Mt. Katahdin # 2, by Marsden Hartley (Metropolitan Museum)
The Mount Desert Historical Society's Schoolhouse Museum in Somesville is a wonderful exhibit about the Mt. Desert-born architect Fred Savage 1861-1924), curated by Gerard Vasisko.   Savage worked for a time for Peabody & Stearns, who heavily influenced his work.  He also was associated for a time with Sidney Stratton, a former Richard Morris Hunt apprentice who shared office space with McKim, Mead & White, and was sometimes known as 'the almost partner'.   Savage's debt to all these designers is obvious, but he was a fine and original designer in his own right.  Although he worked in many of the eclectic styles of the era, it is the shingled houses he designed around Mt. Desert Island for which he is best known, and which almost define the standard for a summer cottage in that region.   Like so many of architects around the turn of the last century, he had a fine hand with drawings and renderings, as clearly displayed in this show.  Augmenting the drawings are vintage photographs and papers and catalogs from his office, from the collections of the Mt. Desert Historical Society and the Northeast Harbor Public Library.

Cottage for Mrs. Edith Randolph, Bar Harbor
Anna Clark Cottage, Harbourside, Northeast Harbor
Elevation for Clark Cottage (NEHL)
Unbuilt Cottage by Savage (NEHL Archives)
Rendering for Cottage for Frederick Jackson Turner, Northeast Harbor (NEHL Archives)
'High Seas', the Rudolph Brunnow cottage at Bar Harbor, by Savage
Design for dining room fireplace surround, Brunnow Cottage (MDIHS)

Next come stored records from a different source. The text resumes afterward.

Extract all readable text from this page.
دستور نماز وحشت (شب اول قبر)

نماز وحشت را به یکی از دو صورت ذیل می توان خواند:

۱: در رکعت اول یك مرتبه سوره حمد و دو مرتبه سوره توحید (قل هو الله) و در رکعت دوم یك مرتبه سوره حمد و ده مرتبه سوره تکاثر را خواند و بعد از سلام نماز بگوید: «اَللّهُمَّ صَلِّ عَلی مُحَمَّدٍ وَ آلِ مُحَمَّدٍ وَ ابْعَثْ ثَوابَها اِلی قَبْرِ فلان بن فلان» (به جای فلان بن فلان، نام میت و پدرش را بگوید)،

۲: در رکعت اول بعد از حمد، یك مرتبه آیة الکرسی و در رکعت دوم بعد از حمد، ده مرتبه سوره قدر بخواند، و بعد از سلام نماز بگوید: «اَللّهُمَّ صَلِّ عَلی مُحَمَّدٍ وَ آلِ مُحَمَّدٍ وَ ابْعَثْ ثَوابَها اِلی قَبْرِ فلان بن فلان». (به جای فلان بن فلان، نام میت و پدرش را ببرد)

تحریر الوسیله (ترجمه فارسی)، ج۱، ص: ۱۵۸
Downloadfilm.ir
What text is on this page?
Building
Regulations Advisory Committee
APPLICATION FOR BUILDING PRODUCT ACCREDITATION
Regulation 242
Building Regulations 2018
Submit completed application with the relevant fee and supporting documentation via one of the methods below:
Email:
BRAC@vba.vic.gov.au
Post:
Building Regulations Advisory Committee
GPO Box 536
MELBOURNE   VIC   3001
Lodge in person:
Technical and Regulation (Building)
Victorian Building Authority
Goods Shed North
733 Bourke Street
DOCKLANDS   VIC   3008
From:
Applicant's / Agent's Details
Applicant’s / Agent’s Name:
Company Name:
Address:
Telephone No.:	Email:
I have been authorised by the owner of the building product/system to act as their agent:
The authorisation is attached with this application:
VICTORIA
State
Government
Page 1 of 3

An exhibit I haven't seen, but intend to, features the recently restored 19th century panorama, by many artists, of John Bunyan's 'Pilgrim's Progress by the Saco Museum.   800 feet long, it is displayed in the old Saco Mills building.  It may not be high art, and who reads Pilgrim's progress anymore, but the opportunity to see an 800 foot long painting is irresistible, no?  For more about this fascinating project, Click HERE

There are so many other exhibits of interest this summer in Maine Museums, like the exhibit of 46 items from the Allie Ryan Steamship Collection of the Maine Maritime Academy, at the Castine Historical Society and the Wilson Museum in Castine, or 'American Moderns' at the Colby College Art Museum, featuring the work of Walker Evans, Berenice Abbott and Margaret Bourke-White, that I haven't had time to see yet, but worthy of attention.